Excellent restaurant with very varied flavours, fresh products and a very pleasant room! Good value for money
Diner reserved for our 2 years of marriage and very disappointed with the experience despite very good reviews consulted before making the choice of the restaurant. Everything seemed to be indicated to spend an intimate evening in love in a underground room under Toulouse stone voutes with tamised atmosphere... It turns out that a group of 8 people (English) was set up in this room and talked loudly as if they were in a lambda brewery, without worrying about other tables of 2 people just next to them. Not wanting to focus on the subject we kept telling them anything, but at the time of paying, the word was passed to the waitress. Very difficult to note and give an impartial opinion on food and service. Even if for what was tasted and despite a very correct presentation, we were not subjugated by the foods or wine agreements, for the price is 59€/person without apéro. The presentation of the dishes was done too quickly by the server. I advise the waitress, as I speak out loudly, to favour tables of 2 in this room to keep this intimate side. Because from the start of this noisy beating, the calm and peaceful atmosphere of a restaurant of this standing was found.
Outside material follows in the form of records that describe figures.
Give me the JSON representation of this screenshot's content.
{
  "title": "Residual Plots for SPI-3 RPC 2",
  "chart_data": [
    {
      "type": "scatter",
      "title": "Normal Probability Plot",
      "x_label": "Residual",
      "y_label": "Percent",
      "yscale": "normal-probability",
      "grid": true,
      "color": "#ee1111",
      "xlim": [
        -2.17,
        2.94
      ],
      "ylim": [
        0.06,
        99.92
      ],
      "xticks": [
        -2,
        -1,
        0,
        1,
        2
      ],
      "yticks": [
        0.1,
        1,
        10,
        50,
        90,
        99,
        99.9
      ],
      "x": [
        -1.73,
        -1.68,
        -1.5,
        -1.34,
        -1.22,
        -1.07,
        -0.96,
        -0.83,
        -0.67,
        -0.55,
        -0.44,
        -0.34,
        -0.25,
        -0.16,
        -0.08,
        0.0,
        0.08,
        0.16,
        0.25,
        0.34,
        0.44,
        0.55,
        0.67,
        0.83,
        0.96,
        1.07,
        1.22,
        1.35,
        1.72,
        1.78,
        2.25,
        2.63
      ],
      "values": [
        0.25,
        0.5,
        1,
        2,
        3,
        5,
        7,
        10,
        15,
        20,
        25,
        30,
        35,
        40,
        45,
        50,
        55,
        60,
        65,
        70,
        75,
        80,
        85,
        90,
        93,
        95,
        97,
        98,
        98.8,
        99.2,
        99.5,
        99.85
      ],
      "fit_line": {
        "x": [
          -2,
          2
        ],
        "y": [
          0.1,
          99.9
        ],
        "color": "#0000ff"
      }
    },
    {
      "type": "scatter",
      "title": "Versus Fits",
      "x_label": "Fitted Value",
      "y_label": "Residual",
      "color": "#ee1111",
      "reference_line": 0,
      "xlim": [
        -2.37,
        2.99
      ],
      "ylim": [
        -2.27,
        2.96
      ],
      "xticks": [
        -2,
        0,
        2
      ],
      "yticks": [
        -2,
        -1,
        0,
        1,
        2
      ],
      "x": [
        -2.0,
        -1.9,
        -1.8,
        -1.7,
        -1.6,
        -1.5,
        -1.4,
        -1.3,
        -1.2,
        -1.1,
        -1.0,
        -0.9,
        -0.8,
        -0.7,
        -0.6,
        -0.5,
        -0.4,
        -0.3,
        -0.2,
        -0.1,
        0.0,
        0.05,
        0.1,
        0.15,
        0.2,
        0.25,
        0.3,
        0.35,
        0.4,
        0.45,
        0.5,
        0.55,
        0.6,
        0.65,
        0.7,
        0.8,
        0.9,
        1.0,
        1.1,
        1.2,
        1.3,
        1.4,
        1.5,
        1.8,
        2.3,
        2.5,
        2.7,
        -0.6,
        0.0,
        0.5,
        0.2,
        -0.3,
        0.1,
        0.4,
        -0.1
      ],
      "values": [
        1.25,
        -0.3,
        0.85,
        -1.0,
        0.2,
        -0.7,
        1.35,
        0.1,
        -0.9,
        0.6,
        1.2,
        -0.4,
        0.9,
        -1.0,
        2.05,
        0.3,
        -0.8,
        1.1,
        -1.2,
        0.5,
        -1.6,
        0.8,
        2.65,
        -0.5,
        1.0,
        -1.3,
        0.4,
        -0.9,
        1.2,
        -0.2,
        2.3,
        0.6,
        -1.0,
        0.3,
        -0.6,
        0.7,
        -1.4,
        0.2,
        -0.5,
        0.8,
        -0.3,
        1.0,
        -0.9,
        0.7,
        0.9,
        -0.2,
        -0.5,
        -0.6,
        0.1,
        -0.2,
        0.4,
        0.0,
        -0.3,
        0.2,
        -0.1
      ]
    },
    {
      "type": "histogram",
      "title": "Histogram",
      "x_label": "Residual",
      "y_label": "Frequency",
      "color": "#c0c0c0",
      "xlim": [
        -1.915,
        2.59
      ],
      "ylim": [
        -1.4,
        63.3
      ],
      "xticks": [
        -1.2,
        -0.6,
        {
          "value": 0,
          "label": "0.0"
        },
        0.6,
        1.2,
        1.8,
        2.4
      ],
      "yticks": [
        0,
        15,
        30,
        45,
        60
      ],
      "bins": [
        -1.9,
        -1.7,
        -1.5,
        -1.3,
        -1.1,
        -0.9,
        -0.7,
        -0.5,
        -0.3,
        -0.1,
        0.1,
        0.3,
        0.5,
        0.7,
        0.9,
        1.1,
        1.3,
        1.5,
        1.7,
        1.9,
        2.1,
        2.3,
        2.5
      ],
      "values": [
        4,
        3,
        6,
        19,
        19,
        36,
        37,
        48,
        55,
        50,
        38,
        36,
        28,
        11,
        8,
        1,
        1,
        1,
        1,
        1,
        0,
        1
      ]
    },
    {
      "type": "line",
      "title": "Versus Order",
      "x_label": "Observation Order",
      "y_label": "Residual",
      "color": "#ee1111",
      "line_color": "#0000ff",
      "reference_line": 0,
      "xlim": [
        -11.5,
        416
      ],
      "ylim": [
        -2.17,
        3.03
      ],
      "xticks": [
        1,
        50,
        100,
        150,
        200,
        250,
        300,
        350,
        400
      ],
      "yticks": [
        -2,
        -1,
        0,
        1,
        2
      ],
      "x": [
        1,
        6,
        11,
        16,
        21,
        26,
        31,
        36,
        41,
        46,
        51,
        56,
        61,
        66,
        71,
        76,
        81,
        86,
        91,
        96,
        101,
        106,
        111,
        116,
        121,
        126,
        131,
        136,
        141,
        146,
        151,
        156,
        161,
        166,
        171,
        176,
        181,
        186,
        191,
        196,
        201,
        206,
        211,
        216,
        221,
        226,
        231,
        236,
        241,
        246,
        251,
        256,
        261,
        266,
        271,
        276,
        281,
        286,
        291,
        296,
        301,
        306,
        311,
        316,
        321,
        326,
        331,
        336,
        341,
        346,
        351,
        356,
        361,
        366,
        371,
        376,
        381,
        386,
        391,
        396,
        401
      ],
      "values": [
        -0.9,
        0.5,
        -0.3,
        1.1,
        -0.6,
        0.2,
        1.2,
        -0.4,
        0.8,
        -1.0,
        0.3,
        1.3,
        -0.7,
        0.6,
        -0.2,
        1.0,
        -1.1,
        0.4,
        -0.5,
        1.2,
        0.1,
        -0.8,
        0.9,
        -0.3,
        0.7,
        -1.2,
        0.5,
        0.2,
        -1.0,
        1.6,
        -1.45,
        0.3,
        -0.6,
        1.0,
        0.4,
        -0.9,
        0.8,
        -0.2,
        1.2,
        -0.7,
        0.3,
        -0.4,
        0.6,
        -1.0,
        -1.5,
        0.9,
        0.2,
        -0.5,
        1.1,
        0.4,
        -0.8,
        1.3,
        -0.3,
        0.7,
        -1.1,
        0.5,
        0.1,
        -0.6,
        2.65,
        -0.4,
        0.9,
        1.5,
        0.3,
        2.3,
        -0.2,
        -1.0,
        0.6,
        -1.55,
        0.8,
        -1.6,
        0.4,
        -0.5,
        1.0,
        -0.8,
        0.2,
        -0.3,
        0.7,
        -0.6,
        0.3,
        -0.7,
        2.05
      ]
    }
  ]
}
The kitchen is interesting, we are here in search of flavor associations with interessing tasting menus, at reasonable prices. But it’s in the room that it doesn’t follow: a breakdown air conditioning for several months, an atmosphere that becomes stifling over the evening (unacceptable for an experience restaurant that has to offer the comfort necessary for tasting), a disinvolting service (we never change the covers even if they are clearly made from the previous dish: no respect for taste and elegance), a boy who clicks “and hop! Every time he puts a dish on the table (we are not at the canteen)... it is urgent to work the rigor in the room that is not at the level.